After a month in Europe, followed by a 6-week trip to Ladakh, Nepal, and China, including base camp Mt Everest and Mt Kailash in Tibet, I’m home again on the West Coast of America.
Adventurous, you may think, for a 72-year-old.
I’m back with a new view of the globalization of the world, politics, global migration, and my place in it.
For one part of the journey, my Dutch travel buddy – whom BTW I met on a long distance hike a few years ago – and I were on our own, organizing our activities as we went, with or without a guide. Another part of the trip (in Tibet) was an organized tour.
I felt safe during the journey, though the circumstances kept me on alert to avoid accidents and sickness, and made me try new things and work hard at figuring out logistics and unfamiliar situations. Alertness stimulates the brain. Travel keeps me growing. Growing means living.
Home again, I’m meeting up with my local hiking community and hear stories of the other women’s summer adventures. One woman (73), who visited the Galapagos and the Dolomites, told me she takes at least one trip every year to a place where nature is changing/disappearing because of climate change.
She chooses organized tours where she only has to arrange for her flight and transportation to the tour departure point.
Another woman (66) told me she returned to areas she had hiked when she was younger. By doing short distances, she could backpack and experience the wild beauty of the Sierras.
A third one (71) has gotten so enthused about hiking that she bought an RV. That lets her walk and paint farther from home and have a comfortable place to sleep at night.
My trip buddy (50), who had never before been in Asia, discovered a new world. She is ready to go back and see/do more!
What do these women have in common that makes them set off on adventure travel as they get older? They are part of a growing group of elder women who cannot accept “retired” means belonging to the passive stay-at-home-and-watch-television section of our society.
In Tibet/China, people expect “old” people to behave in this passive way. Even my tour guide tried hard to have me stay at the hotel in Darchen instead of hiking the 52km kora around Mt Kailash! It wasn’t in his scope of possibilities that a 72-year-old could do such a thing. I changed his outlook on aging!
Adventure travel women set themselves apart by taking care of their physical health. Often, they are part of an active local group. They have diverse interests. They share tips about cost cutting travel. AND they support each other.
Maybe you know an adventurous woman and want some of what she has. I want to support you in venturing out by writing and sharing about being active and adventurous as you age.
If you want to join the many women over 60, who travel and bring a new perspective in their life, you must consider:
Physical changes that are taking place as you age include slower reaction, reduced eyesight, hearing loss, loss of agility, sleep disturbances.

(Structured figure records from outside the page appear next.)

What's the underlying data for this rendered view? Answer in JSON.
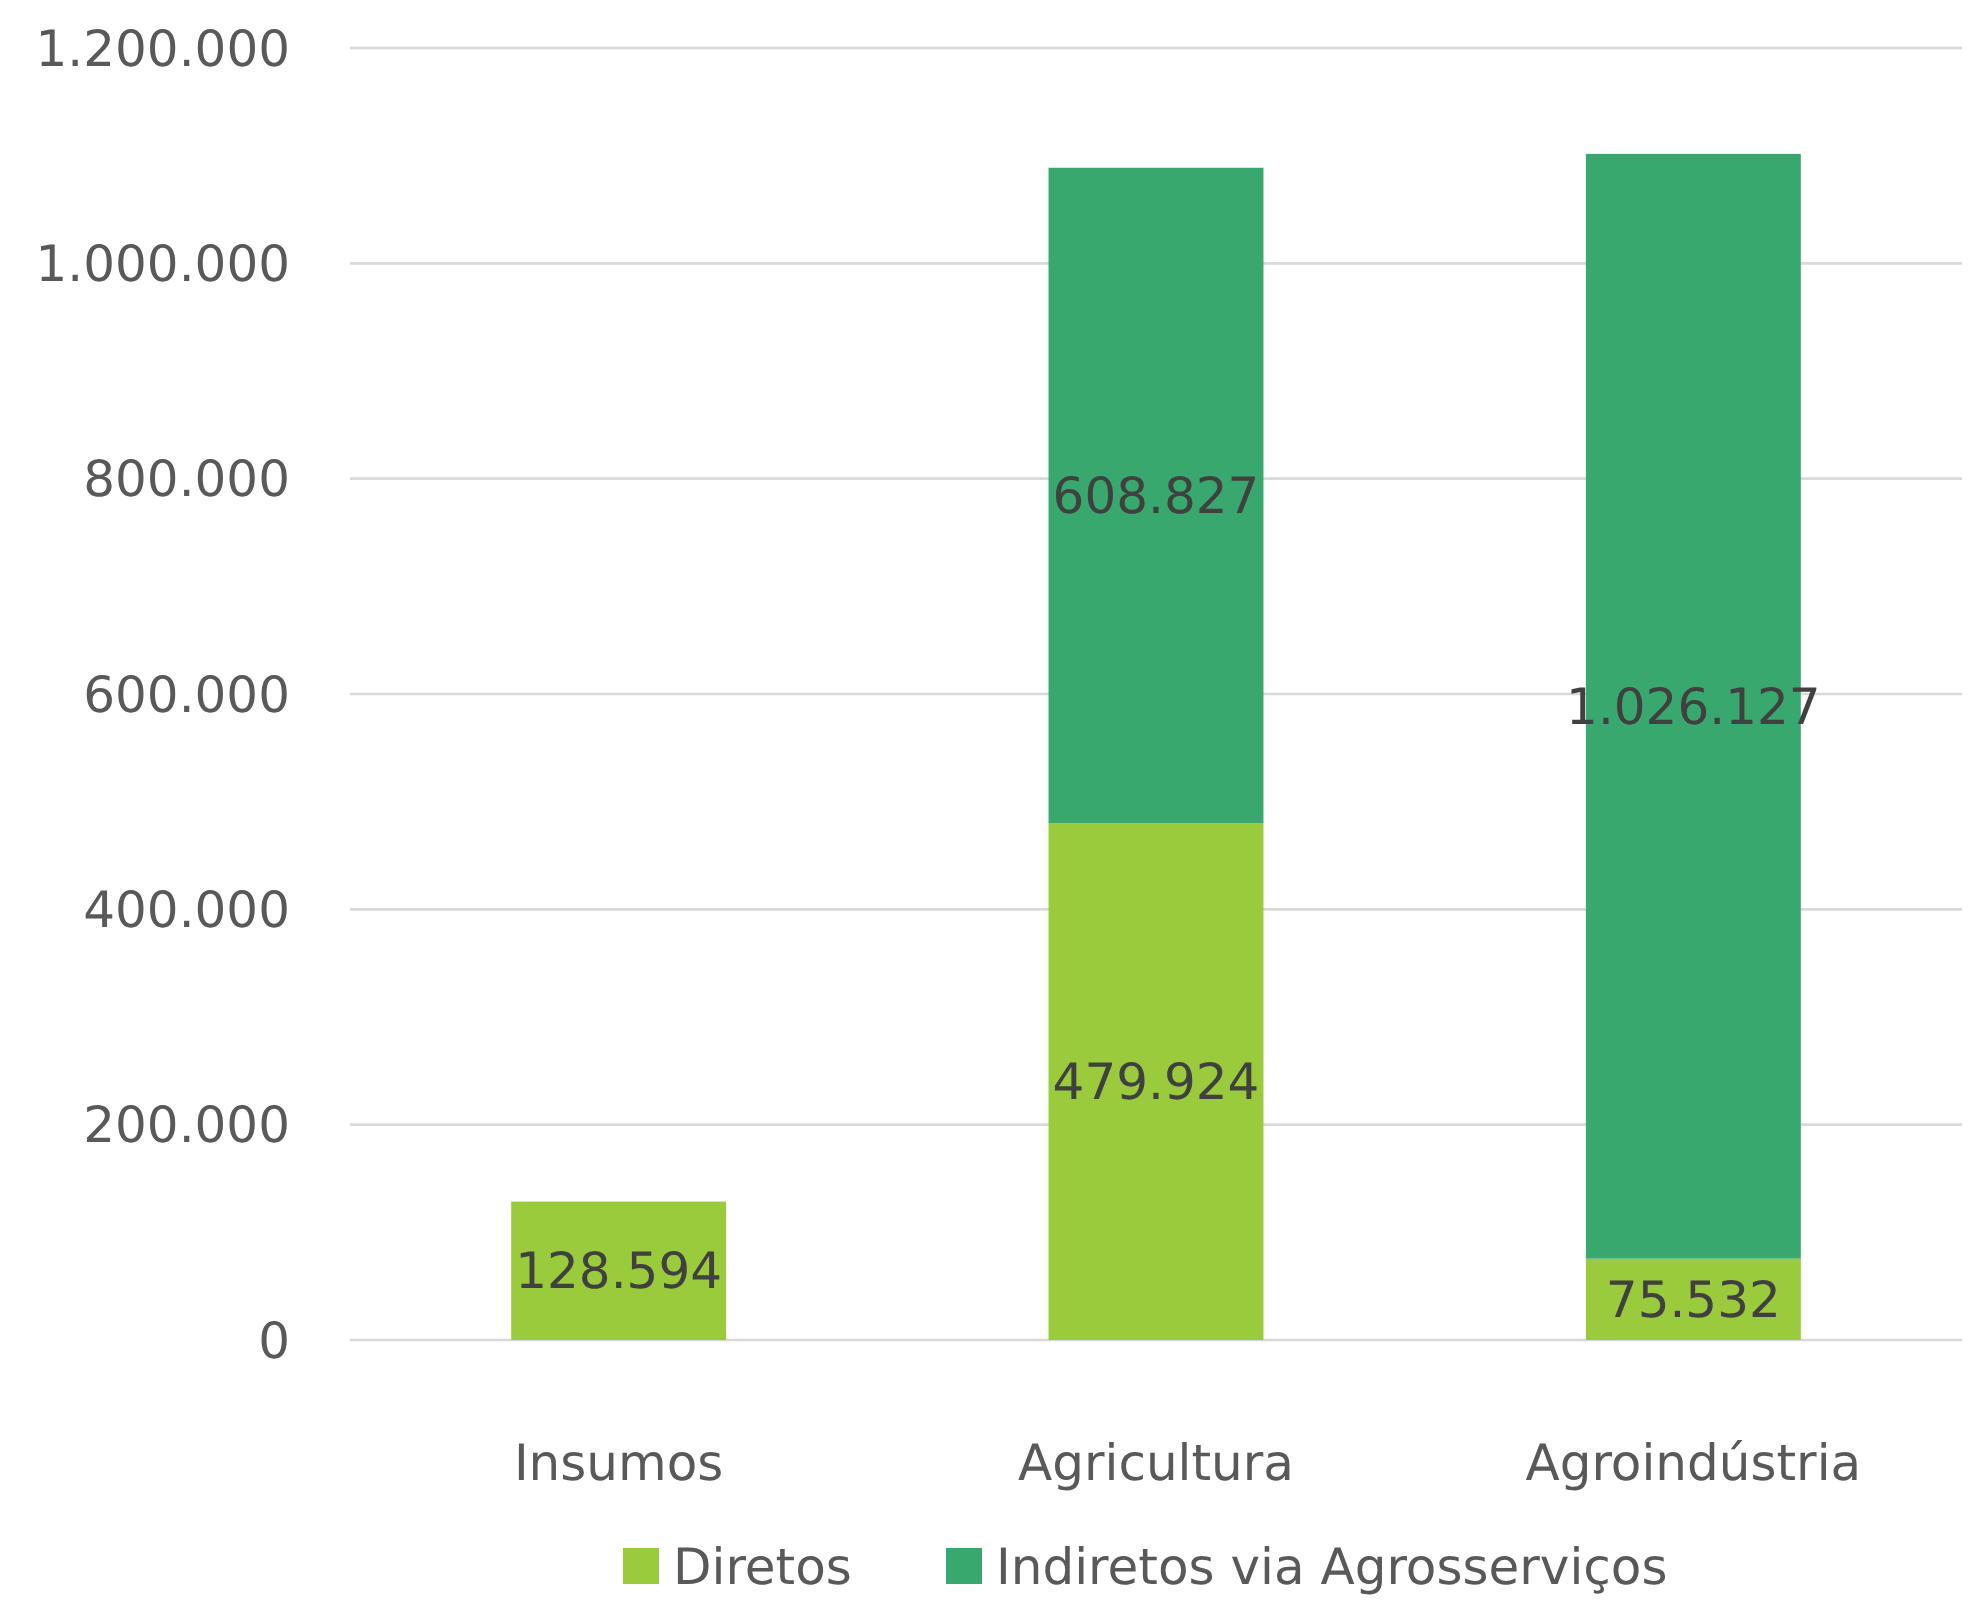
{
  "chart_data": {
    "type": "bar",
    "stacked": true,
    "categories": [
      "Insumos",
      "Agricultura",
      "Agroindústria"
    ],
    "series": [
      {
        "name": "Diretos",
        "color": "#9acb3c",
        "values": [
          128594,
          479924,
          75532
        ],
        "value_labels": [
          "128.594",
          "479.924",
          "75.532"
        ]
      },
      {
        "name": "Indiretos via Agrosserviços",
        "color": "#38a86e",
        "values": [
          null,
          608827,
          1026127
        ],
        "value_labels": [
          null,
          "608.827",
          "1.026.127"
        ]
      }
    ],
    "ylim": [
      0,
      1200000
    ],
    "yticks": [
      {
        "value": 0,
        "label": "0"
      },
      {
        "value": 200000,
        "label": "200.000"
      },
      {
        "value": 400000,
        "label": "400.000"
      },
      {
        "value": 600000,
        "label": "600.000"
      },
      {
        "value": 800000,
        "label": "800.000"
      },
      {
        "value": 1000000,
        "label": "1.000.000"
      },
      {
        "value": 1200000,
        "label": "1.200.000"
      }
    ],
    "grid": "y",
    "legend": "bottom"
  }
}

Stay in good physical condition by having an exercise routine and challenge yourself to get out of your comfort zone at least once a week. Traveling long distances can be hard on the body and you need your body to cooperate when you go!
Budget your income, figure out how much you can put aside each month/quarter for travel, and use the money for a trip. This is outside your “rainy day” fund. Learn about budget travel or reduce your costs by creating adventures nearby. Sixty and Me is full of advice and travel tips.
Most likely, your social circle will change as you reach retirement. Are your connections inspiring, adventurous? Make (new) friends who share your sense of adventure and will travel with you. Join an organization or club that helps you go on adventures.
Think hiking club, a choir (my choir went to Japan!), a painting group or a travel club. Invite family members with a sense of adventure; take your grandchild on a trip of their choice. You’ll go places you haven’t imagined!
Subscribe to travel organizations who cater to over-50 people (Road Scholar, Elder trek) if you want to step outside of your community.
Keep exploring new things and learning new skills as you age. From knitting to mountain climbing, cooking to music. These interests might take you to Ireland to research wool production and local knitting styles, or Mt Kailash to do the 52 km kora around the mountain.
You might find yourself exploring Italy, attending a cooking course in Tuscany, or joining a combination painting/walking tour in the Apennines.
Or, for more local adventurers, learn about your local flora and fauna, go on identifying walks, butterfly counting days, and add to your knowledge and local preservation efforts.
Adventures, big or small, faraway or nearby, will stimulate your senses, your brain synapses, and your enjoyment of life. I came away from this summer of travel with a solid idea for a novel I can write as winter sets in. Don’t let life slip away from you. Grab the possibilities and lose your age!
Where did you go this past summer? What adventures did you find? Why did you choose to go there? What experiences did you bring back home? Please share with our community.